Political ecology; history; economic anthropology; ownership; conflict and cooperation; disasters; hope
University of Copenhagen: M.A., Anthropology, 2018 (anticipated)
University of Copenhagen: B.A., Anthropology, 2016
As a central part of my master thesis I will be spending three months in Paso Robles, located in California’s Central Valley, studying groundwater politics among landowning winegrowers. In the community of Paso Robles winegrowers appear to agree that something must be done to prevent future droughts from having devastating consequences. Yet, they seem to disagree about how and by whom.
The state of California has deemed that the Paso Robles’ aquifer is in risk of “critical overdraft”. In accordance with the Sustainable Groundwater Management Act, the area must develop a groundwater sustainability plan before 2020 or the state will take over. The development of this plan is a political process undertaken by local officials and winegrowers (i.e. landowners), large and small. During this process struggles revolving around contrasting solutions have emerged and caused tensions between several self-organized interest groups among the winegrowers. Thus, the purpose of this project is to explore how winegrowers negotiate and balance individual and collective concerns in their use and management of groundwater during the political process of developing a local sustainability plan.

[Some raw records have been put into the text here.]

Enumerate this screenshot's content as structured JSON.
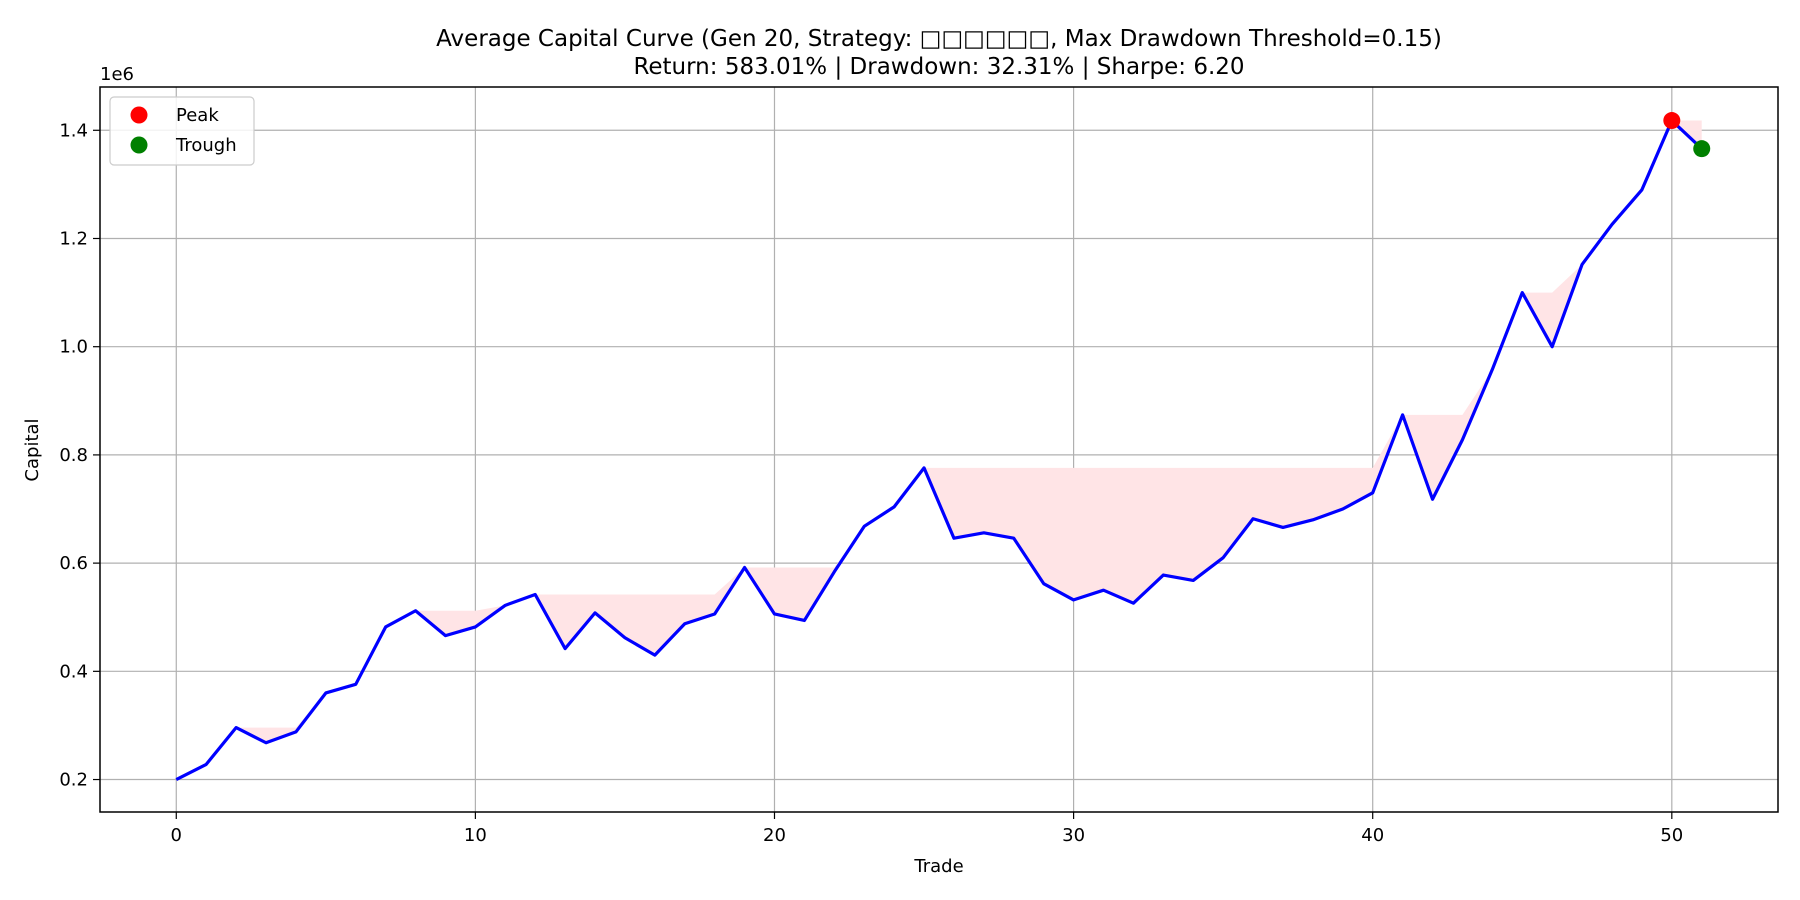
{
  "chart_data": {
    "type": "line",
    "title": "Average Capital Curve (Gen 20, Strategy: □□□□□□, Max Drawdown Threshold=0.15)",
    "subtitle": "Return: 583.01% | Drawdown: 32.31% | Sharpe: 6.20",
    "xlabel": "Trade",
    "ylabel": "Capital",
    "y_offset_label": "1e6",
    "xlim": [
      -2.55,
      53.55
    ],
    "ylim": [
      0.14,
      1.48
    ],
    "x_ticks": [
      0,
      10,
      20,
      30,
      40,
      50
    ],
    "x_tick_labels": [
      "0",
      "10",
      "20",
      "30",
      "40",
      "50"
    ],
    "y_ticks": [
      0.2,
      0.4,
      0.6,
      0.8,
      1.0,
      1.2,
      1.4
    ],
    "y_tick_labels": [
      "0.2",
      "0.4",
      "0.6",
      "0.8",
      "1.0",
      "1.2",
      "1.4"
    ],
    "grid": true,
    "legend_position": "top-left",
    "series": [
      {
        "color": "#0000ff",
        "x": [
          0,
          1,
          2,
          3,
          4,
          5,
          6,
          7,
          8,
          9,
          10,
          11,
          12,
          13,
          14,
          15,
          16,
          17,
          18,
          19,
          20,
          21,
          22,
          23,
          24,
          25,
          26,
          27,
          28,
          29,
          30,
          31,
          32,
          33,
          34,
          35,
          36,
          37,
          38,
          39,
          40,
          41,
          42,
          43,
          44,
          45,
          46,
          47,
          48,
          49,
          50,
          51
        ],
        "y": [
          0.2,
          0.228,
          0.296,
          0.268,
          0.288,
          0.36,
          0.376,
          0.482,
          0.512,
          0.466,
          0.482,
          0.522,
          0.542,
          0.442,
          0.508,
          0.462,
          0.43,
          0.488,
          0.506,
          0.592,
          0.506,
          0.494,
          0.584,
          0.668,
          0.704,
          0.776,
          0.646,
          0.656,
          0.646,
          0.562,
          0.532,
          0.55,
          0.526,
          0.578,
          0.568,
          0.61,
          0.682,
          0.666,
          0.68,
          0.7,
          0.73,
          0.874,
          0.718,
          0.828,
          0.958,
          1.1,
          1.0,
          1.152,
          1.226,
          1.29,
          1.418,
          1.366
        ]
      }
    ],
    "drawdown_fill_color": "#ffe4e6",
    "markers": [
      {
        "name": "Peak",
        "x": 50,
        "y": 1.418,
        "color": "#ff0000"
      },
      {
        "name": "Trough",
        "x": 51,
        "y": 1.366,
        "color": "#008000"
      }
    ],
    "legend": [
      {
        "label": "Peak",
        "color": "#ff0000"
      },
      {
        "label": "Trough",
        "color": "#008000"
      }
    ]
  }
}
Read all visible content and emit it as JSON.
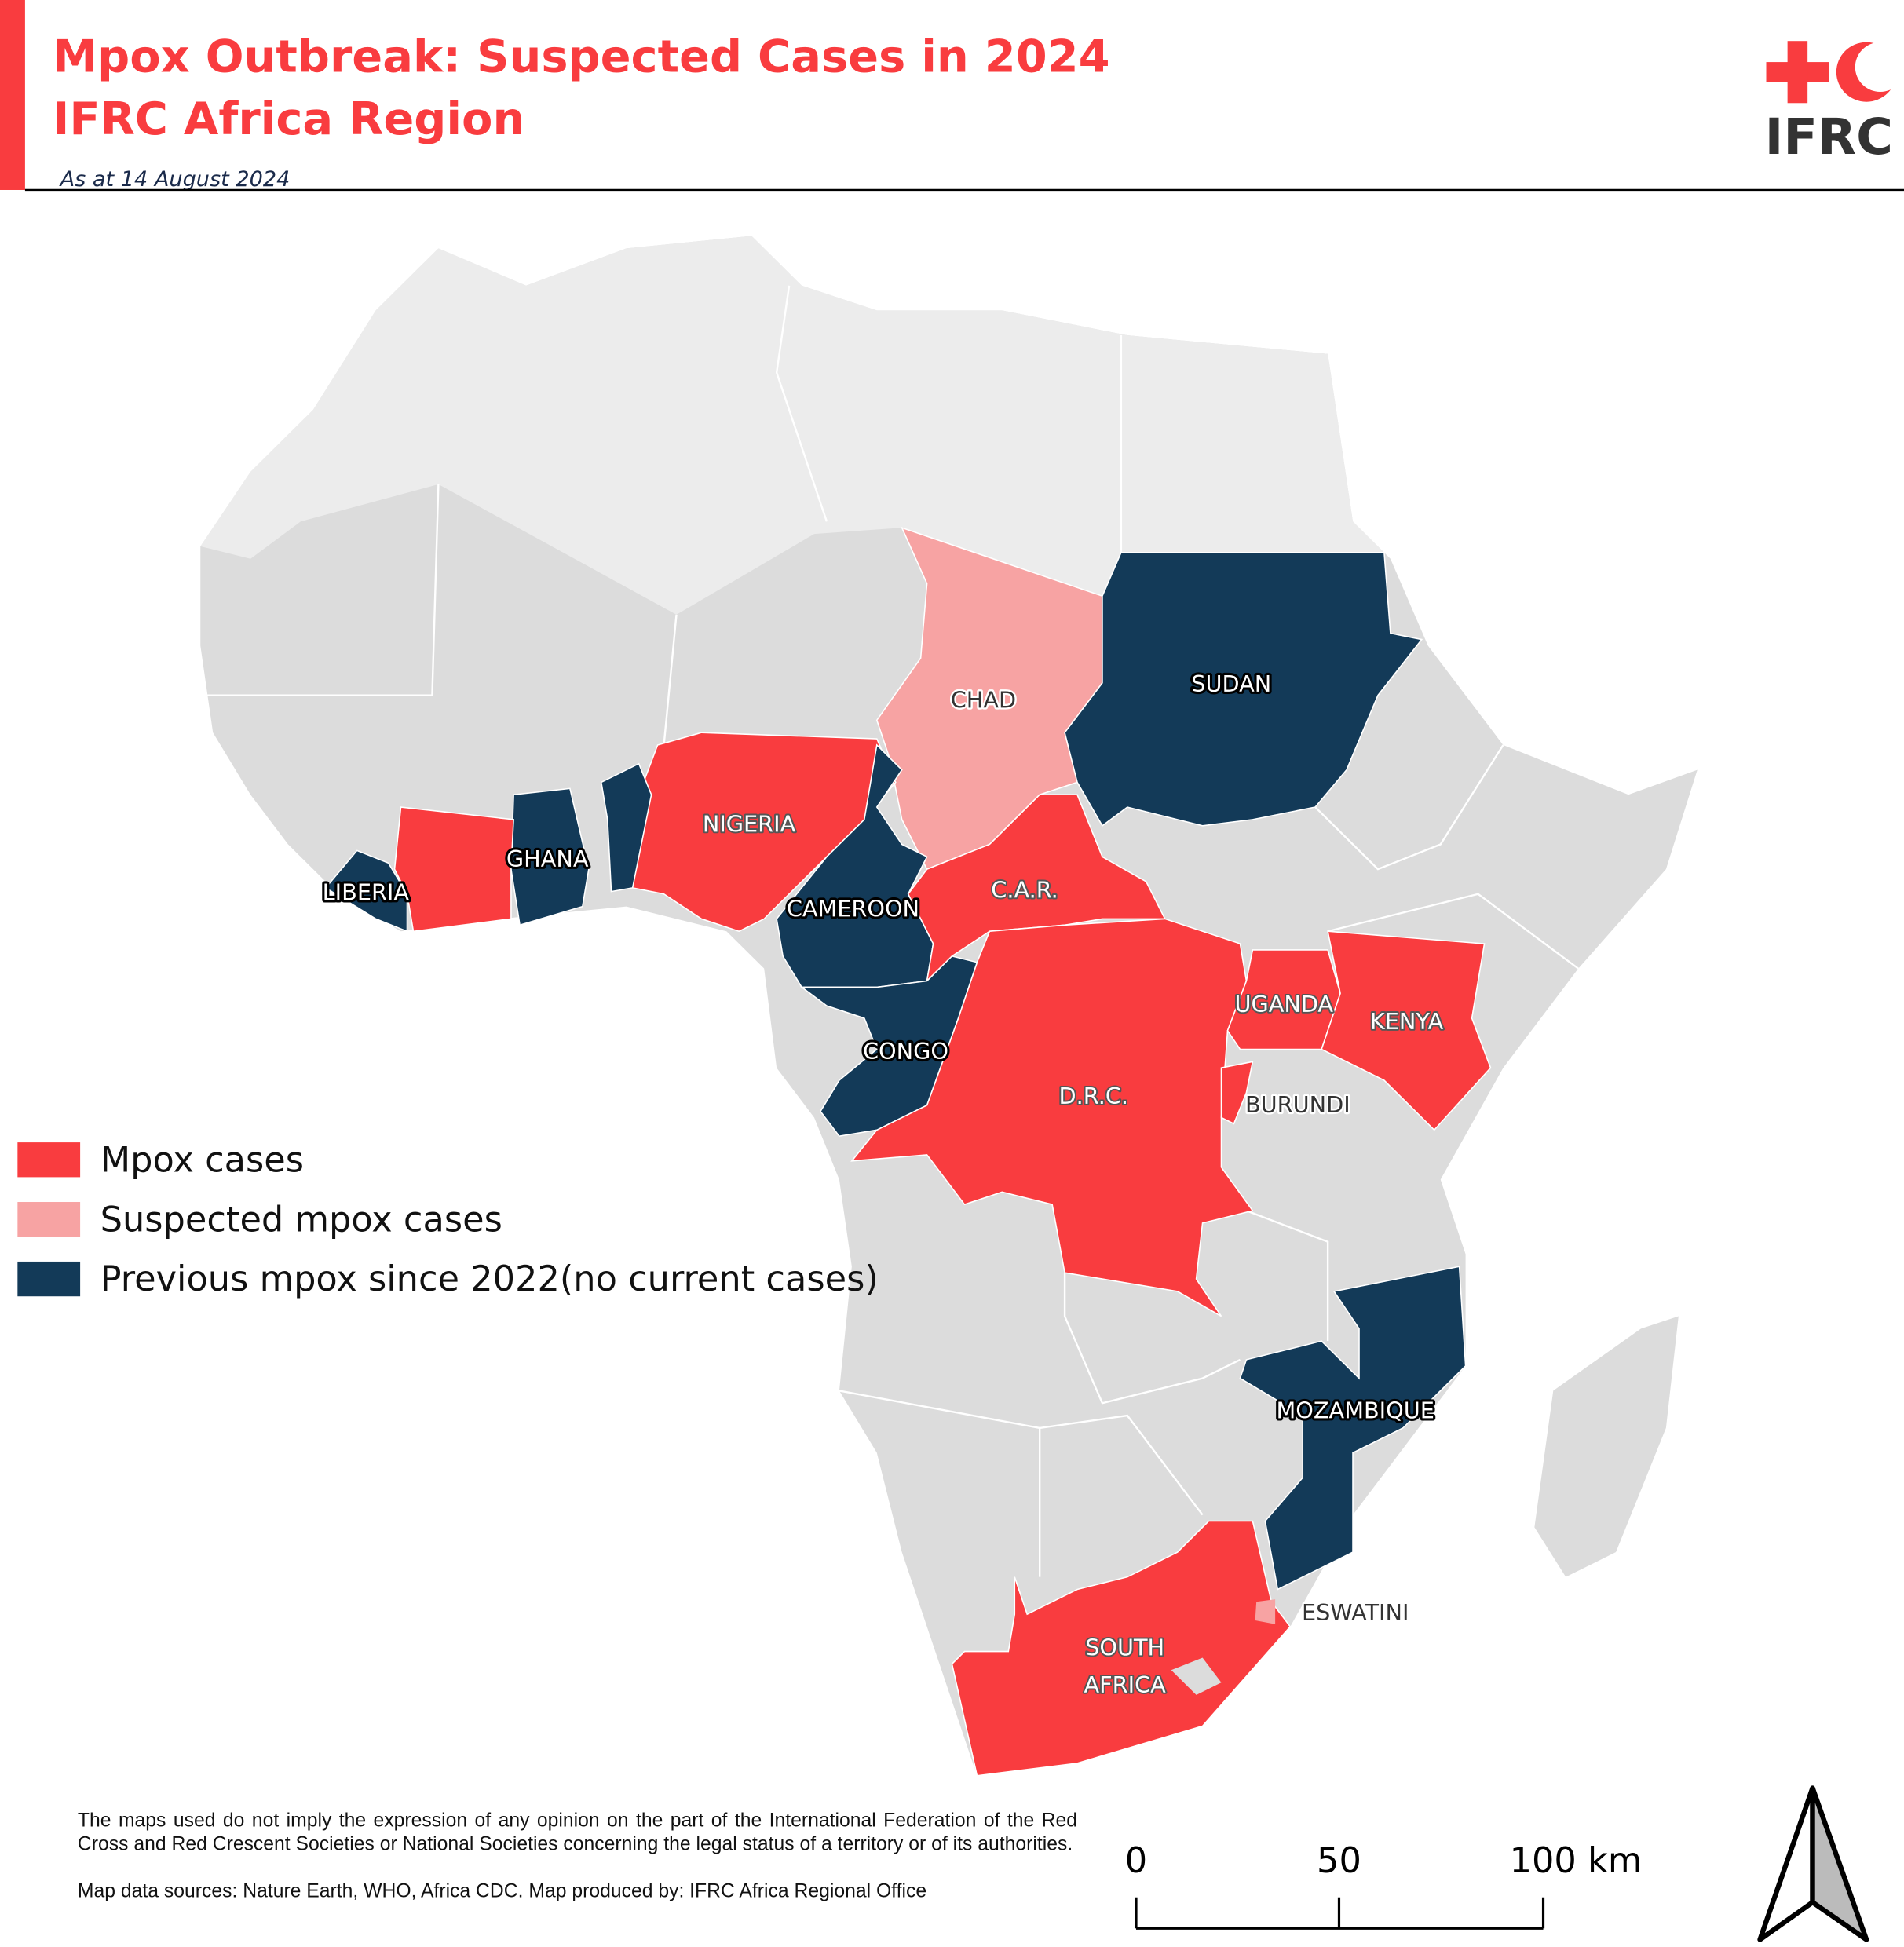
{
  "header": {
    "title_lines": [
      "Mpox Outbreak: Suspected Cases in 2024",
      "IFRC Africa Region"
    ],
    "subtitle": "As at 14 August 2024",
    "logo_text": "IFRC"
  },
  "legend": [
    {
      "label": "Mpox cases",
      "color": "#f93c3f"
    },
    {
      "label": "Suspected mpox cases",
      "color": "#f7a3a3"
    },
    {
      "label": "Previous mpox since 2022(no current cases)",
      "color": "#133a58"
    }
  ],
  "country_labels": [
    "CHAD",
    "SUDAN",
    "NIGERIA",
    "LIBERIA",
    "GHANA",
    "CAMEROON",
    "C.A.R.",
    "CONGO",
    "D.R.C.",
    "UGANDA",
    "KENYA",
    "BURUNDI",
    "MOZAMBIQUE",
    "ESWATINI",
    "SOUTH",
    "AFRICA"
  ],
  "scale_bar": [
    "0",
    "50",
    "100 km"
  ],
  "disclaimer": "The maps used do not imply the expression of any opinion on the part of the International Federation of the Red Cross and Red Crescent Societies or National Societies concerning the legal status of a territory or of its authorities.",
  "sources": "Map data sources: Nature Earth, WHO, Africa CDC. Map produced by: IFRC Africa Regional Office"
}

In line with much of the social anthropological tradition and drawing on a political ecological perspective, I am particularly interested in the diversity of positions and perspectives, ambiguities, conflicts, and contradictions of social life. Therefore, I plan to take part in the everyday lives of winegrowers to gain insights in their individual and collective motivations and hopes for the future. I plan to carry out my fieldwork by living and working on several vineyards, exploring how winegrowers, procure, use and manage groundwater while paying attention to the practices and the stories being told.